4Matt Technology

Terraform for cloud cost governance

If you've come to this Hashicorp Terraform article, chances are you have DevOps (or Cloud architecture) responsibilities and you're wondering, “Why should I care about cloud cost optimization? That's not my responsibility, I'm not in governance or FinOps finance, right?” Wrong!

Cloud engineers and architects are becoming the new information technology finance managers as governance and/or finance teams begin to lose some of their direct control over new on-demand cloud infrastructure consumption models.

So the question a lot of our customers ask us about cloud governance is: What should be the processes, the team model and the technologies I can use to support this digital transformation that the cloud has accelerated?

Cloud Center of Excellence and Terraform

If you're interested in defining cloud center of excellence (CcoE) processes, or just defining roles and responsibilities for cloud governance and implementing a cost optimization process using hashiCorp Terraform Cloud, you're in the right article. Let's go together!

This guide-format article will provide:

  • A RASCI model assigning responsibilities to the team that manages and operates cloud costs;
  • A preview of how cloud cost management can be done within a Terraform Provisioning Workflow;
  • Planning recommendations for cloud cost management and predictability (forecast) with Terraform;
  • An introduction to using Terraform's cost estimating capabilities;
  • Instructions on how to integrate and use cost optimization tools from AWS, Azure, and GCP (Google Cloud Platform) cloud vendors, as well as third-party, with Terraform workflows;
  • Terraform policy examples using codes with Sentinel, enabling automatically blocking overspending using cost rules, instance types and tags.

Most of the features we cite in this article will focus on Terraform's paid functionality, such as Cost Estimation and Governance & Policy, but the key use case around cost optimization can only be achieved with the open source version.

A survey of unnecessary cloud spending

With the shift to consumption-based costs of infrastructure and operations; that is, using cloud service providers (CSPs) or simply cloud providers, you pay for what you use, but you also pay for what you provision and don't use.

If you don't have an ongoing governance and optimization process, then there's a high chance that your cloud spending is in excess, paying for the unnecessary.

A recent Densify survey of cloud spending found that:

  • 45% of organizations reported they were over budget for their cloud spend;
  • More than 55% of respondents are using complex manual processes or are simply not implementing actions and changes to optimize their cloud resources;
  • 34,15% of respondents believe they can save up to 25% of their cloud spending and 14,51% believe they can save up to 50%. The most impacting of the survey was that, 27,46% said: “I don't know”.

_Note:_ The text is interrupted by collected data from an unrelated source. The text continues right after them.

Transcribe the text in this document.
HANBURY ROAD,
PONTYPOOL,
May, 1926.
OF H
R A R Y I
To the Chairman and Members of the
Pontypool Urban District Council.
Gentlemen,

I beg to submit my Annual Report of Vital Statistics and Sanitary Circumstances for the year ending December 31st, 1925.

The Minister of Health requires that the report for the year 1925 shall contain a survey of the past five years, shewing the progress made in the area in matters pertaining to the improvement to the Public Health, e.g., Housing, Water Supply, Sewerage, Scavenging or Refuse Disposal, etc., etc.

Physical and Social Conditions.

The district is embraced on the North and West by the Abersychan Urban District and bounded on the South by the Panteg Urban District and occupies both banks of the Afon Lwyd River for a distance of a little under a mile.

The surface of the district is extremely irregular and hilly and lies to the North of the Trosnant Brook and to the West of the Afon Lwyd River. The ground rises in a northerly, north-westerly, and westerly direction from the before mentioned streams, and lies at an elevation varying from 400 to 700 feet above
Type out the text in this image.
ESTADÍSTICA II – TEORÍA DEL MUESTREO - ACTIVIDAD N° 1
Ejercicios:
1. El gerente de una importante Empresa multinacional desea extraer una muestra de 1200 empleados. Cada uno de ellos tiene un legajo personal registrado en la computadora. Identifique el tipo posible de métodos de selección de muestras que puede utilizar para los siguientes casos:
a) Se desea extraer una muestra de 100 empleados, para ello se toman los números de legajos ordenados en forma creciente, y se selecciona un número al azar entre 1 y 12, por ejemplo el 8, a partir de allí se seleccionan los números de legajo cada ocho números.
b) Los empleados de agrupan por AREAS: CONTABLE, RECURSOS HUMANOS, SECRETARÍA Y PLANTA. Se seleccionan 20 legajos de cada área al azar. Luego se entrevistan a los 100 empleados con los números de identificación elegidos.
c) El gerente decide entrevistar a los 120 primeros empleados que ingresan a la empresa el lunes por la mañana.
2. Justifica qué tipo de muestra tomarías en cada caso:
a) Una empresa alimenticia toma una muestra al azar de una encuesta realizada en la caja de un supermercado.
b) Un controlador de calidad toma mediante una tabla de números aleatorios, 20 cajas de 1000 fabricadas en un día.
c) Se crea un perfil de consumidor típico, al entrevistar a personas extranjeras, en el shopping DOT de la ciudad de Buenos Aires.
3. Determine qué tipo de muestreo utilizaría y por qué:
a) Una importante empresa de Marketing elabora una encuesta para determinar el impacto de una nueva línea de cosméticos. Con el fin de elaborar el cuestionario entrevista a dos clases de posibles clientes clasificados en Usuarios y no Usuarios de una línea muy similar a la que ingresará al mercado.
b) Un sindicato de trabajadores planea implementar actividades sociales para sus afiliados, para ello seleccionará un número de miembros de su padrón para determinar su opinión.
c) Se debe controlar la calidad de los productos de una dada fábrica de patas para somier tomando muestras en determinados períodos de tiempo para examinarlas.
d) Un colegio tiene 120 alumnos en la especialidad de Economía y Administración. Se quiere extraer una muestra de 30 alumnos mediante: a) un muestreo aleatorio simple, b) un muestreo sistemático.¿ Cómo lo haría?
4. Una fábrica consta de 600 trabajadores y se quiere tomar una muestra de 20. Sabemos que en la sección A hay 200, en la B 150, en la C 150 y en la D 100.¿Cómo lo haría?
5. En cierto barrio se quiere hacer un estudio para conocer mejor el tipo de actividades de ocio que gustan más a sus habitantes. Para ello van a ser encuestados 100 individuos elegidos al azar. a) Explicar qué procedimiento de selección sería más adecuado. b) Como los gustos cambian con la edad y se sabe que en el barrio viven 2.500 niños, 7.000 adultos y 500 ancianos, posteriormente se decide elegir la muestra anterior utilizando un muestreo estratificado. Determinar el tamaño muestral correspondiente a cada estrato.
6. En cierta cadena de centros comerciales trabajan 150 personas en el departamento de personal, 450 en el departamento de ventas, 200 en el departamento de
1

Why Cloud Engineers and Architects are Becoming the Financial Controllers of Cloud Costs

When moving to the cloud, most organizations have been thinking about basic governance models where a team, sometimes referred to as the Cloud Center of Excellence, focuses on areas such as strategy, architecture, operations, and cost.

Most of these teams contain a mix of technical experts in IT and cloud management and IT common finance areas. However, finance teams are primarily charged with cost planning, financial migration forecasting, and software contract optimization.

Due to financial pressures, they tend to say, "We need to control costs, savings, forecasts for upcoming periods, etc." but we do not have direct control over the use of costs.

It is the cloud engineers and architects who directly manage the infrastructure and costs and, in an even more risky way, the cloud brokers who “take care” of these costs.

In this case, we see a paradigm shift in Information Technology and financial governance where:

  • Cloud engineers and architects are no longer just responsible for operations, but also for costs;
  • Cloud engineers and architects now have the Cloud Management Platform (CMP) tools and capabilities to directly automate and manage cost controls;
  • Cost planning and forecast (future estimate) for the execution of Workflows in the cloud are not easily understood by the financial areas;
  • Traditional forms of financial budgeting and on-prem hardware demand planning (such as contract-based budgeting and Capex purchases) do not explain or control the complexity of costs in consumption-based (ie, cloud) models.

As a focus and for quick wins, IT finance needs to maintain control for the two main areas of cost reduction:

  • Pre-provisioning: Limited governance and control in the resource provisioning phase.
  • Post-provisioning: Limited governance and control in applying infrastructure changes to reduce costs.

In the following sections, we will define together best practices for: People, Processes and Technologies (platform) associated with managing cloud financial practices with Terraform.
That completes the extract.